Stocks were pointed higher in early trading following positive reports out of China and then were buoyed by a much better than expected monthly jobs report. The market was then given additional fuel to run higher when Fed Chair Powell said the central bank would be flexible in it approach to interest rates and normalizing its balance sheet. The dovish comments pushed the major averages to gains of more than 3%, giving the market solid gains for the week ahead of the first trade talk meeting between the U.S. and China since the 90-day truce was called at the beginning of December.

ECONOMIC EVENTS: U.S. nonfarm payrolls jumped 312,000 in December, which was significantly stronger job growth than expected. The unemployment rate rose to 3.9% versus 3.7%. Average hourly earnings increased 0.4% versus 0.2% previously, for a 3.2% year-over-year pace. The final Markit services PMI for December dipped 0.3 points to 54.4 from November's 54.7, though it was better than the 53.4 preliminary December print. Baker Hughes reported that the U.S. rig count is down 8 rigs from last week to 1,075.

In White House news, President Donald Trump is "seriously considering" potential options to circumvent Congress, including declaring a national emergency, in order to get funds from the DOD and elsewhere to help pay for parts of a border wall along the U.S.-Mexico border, ABC News reported, citing multiple sources familiar with the ongoing discussions. Trump held a meeting with congressional leaders that he called "contentious" but also "very productive" and confirmed that he is prepared for the ongoing government shutdown to go on for months or years, though he does not think that it will and he hopes it will be over within days.

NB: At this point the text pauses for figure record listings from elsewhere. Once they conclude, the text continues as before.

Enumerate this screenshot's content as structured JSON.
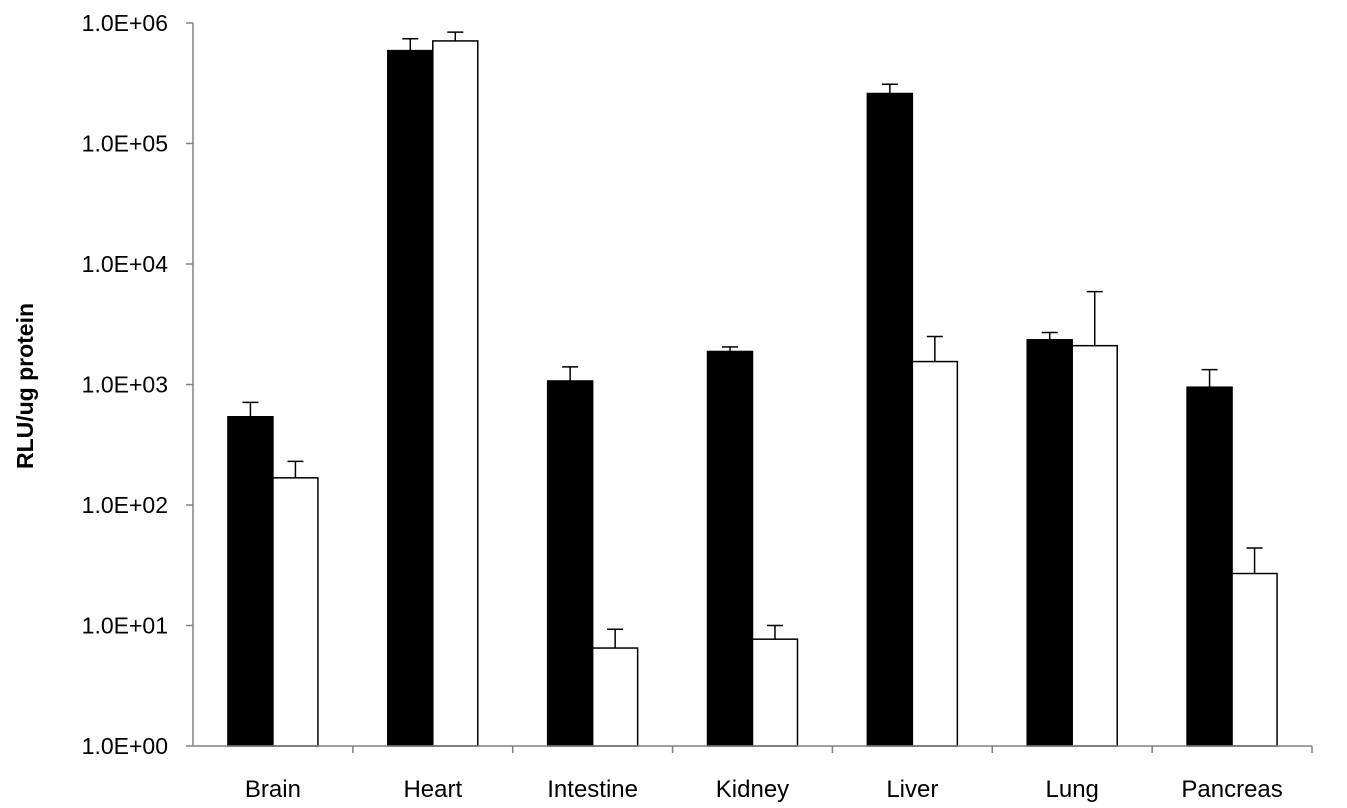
{
  "chart_data": {
    "type": "bar",
    "scale": "log",
    "title": "",
    "xlabel": "",
    "ylabel": "RLU/ug protein",
    "ylim": [
      1,
      1000000
    ],
    "yticks": [
      {
        "value": 1,
        "label": "1.0E+00"
      },
      {
        "value": 10,
        "label": "1.0E+01"
      },
      {
        "value": 100,
        "label": "1.0E+02"
      },
      {
        "value": 1000,
        "label": "1.0E+03"
      },
      {
        "value": 10000,
        "label": "1.0E+04"
      },
      {
        "value": 100000,
        "label": "1.0E+05"
      },
      {
        "value": 1000000,
        "label": "1.0E+06"
      }
    ],
    "grid": false,
    "legend": "none",
    "categories": [
      "Brain",
      "Heart",
      "Intestine",
      "Kidney",
      "Liver",
      "Lung",
      "Pancreas"
    ],
    "series": [
      {
        "color": "#000000",
        "values": [
          540,
          590000,
          1070,
          1880,
          260000,
          2350,
          950
        ],
        "errors_upper": [
          710,
          740000,
          1400,
          2050,
          310000,
          2700,
          1330
        ]
      },
      {
        "color": "#ffffff",
        "values": [
          168,
          710000,
          6.5,
          7.7,
          1550,
          2100,
          27
        ],
        "errors_upper": [
          230,
          840000,
          9.3,
          10,
          2500,
          5900,
          44
        ]
      }
    ]
  }
}
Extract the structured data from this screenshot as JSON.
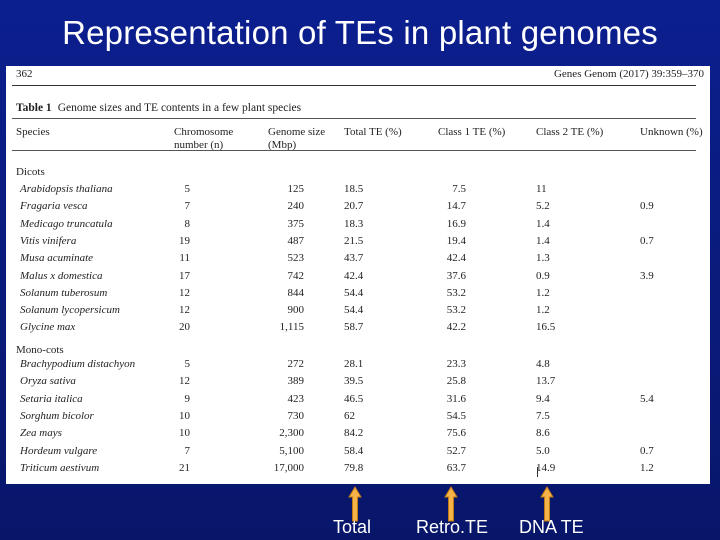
{
  "slide_title": "Representation of TEs in plant genomes",
  "header": {
    "page": "362",
    "citation": "Genes Genom (2017) 39:359–370"
  },
  "table_title": {
    "label": "Table 1",
    "text": "Genome sizes and TE contents in a few plant species"
  },
  "columns": {
    "species": "Species",
    "chromosome": [
      "Chromosome",
      "number (n)"
    ],
    "genome_size": [
      "Genome size",
      "(Mbp)"
    ],
    "total": "Total TE (%)",
    "class1": "Class 1 TE (%)",
    "class2": "Class 2 TE (%)",
    "unknown": "Unknown (%)"
  },
  "sections": {
    "dicots": "Dicots",
    "monocots": "Mono-cots"
  },
  "dicots": [
    [
      "Arabidopsis thaliana",
      "5",
      "125",
      "18.5",
      "7.5",
      "11",
      ""
    ],
    [
      "Fragaria vesca",
      "7",
      "240",
      "20.7",
      "14.7",
      "5.2",
      "0.9"
    ],
    [
      "Medicago truncatula",
      "8",
      "375",
      "18.3",
      "16.9",
      "1.4",
      ""
    ],
    [
      "Vitis vinifera",
      "19",
      "487",
      "21.5",
      "19.4",
      "1.4",
      "0.7"
    ],
    [
      "Musa acuminate",
      "11",
      "523",
      "43.7",
      "42.4",
      "1.3",
      ""
    ],
    [
      "Malus x domestica",
      "17",
      "742",
      "42.4",
      "37.6",
      "0.9",
      "3.9"
    ],
    [
      "Solanum tuberosum",
      "12",
      "844",
      "54.4",
      "53.2",
      "1.2",
      ""
    ],
    [
      "Solanum lycopersicum",
      "12",
      "900",
      "54.4",
      "53.2",
      "1.2",
      ""
    ],
    [
      "Glycine max",
      "20",
      "1,115",
      "58.7",
      "42.2",
      "16.5",
      ""
    ]
  ],
  "monocots": [
    [
      "Brachypodium distachyon",
      "5",
      "272",
      "28.1",
      "23.3",
      "4.8",
      ""
    ],
    [
      "Oryza sativa",
      "12",
      "389",
      "39.5",
      "25.8",
      "13.7",
      ""
    ],
    [
      "Setaria italica",
      "9",
      "423",
      "46.5",
      "31.6",
      "9.4",
      "5.4"
    ],
    [
      "Sorghum bicolor",
      "10",
      "730",
      "62",
      "54.5",
      "7.5",
      ""
    ],
    [
      "Zea mays",
      "10",
      "2,300",
      "84.2",
      "75.6",
      "8.6",
      ""
    ],
    [
      "Hordeum vulgare",
      "7",
      "5,100",
      "58.4",
      "52.7",
      "5.0",
      "0.7"
    ],
    [
      "Triticum aestivum",
      "21",
      "17,000",
      "79.8",
      "63.7",
      "14.9",
      "1.2"
    ]
  ],
  "arrows": {
    "total": "Total",
    "retro": "Retro.TE",
    "dna": "DNA TE"
  },
  "colors": {
    "arrow_fill": "#f5b44a",
    "arrow_stroke": "#c07a12",
    "background": "#0b1f8f"
  }
}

In central bank news, Federal Reserve Chairman Jay Powell, while speaking in a roundtable discussion with former Chairs Ben Bernanke and Janet Yellen in Atlanta, said that the Fed "wouldn't hesitate to make a change" on its balance sheet normalization efforts should he feel they were creating a problem to the markets. Powell added that the Fed is always prepared to shift its policy stance "significantly" as warranted. Additionally, Powell said he has no meeting scheduled with President Trump and would not resign if asked to by the president.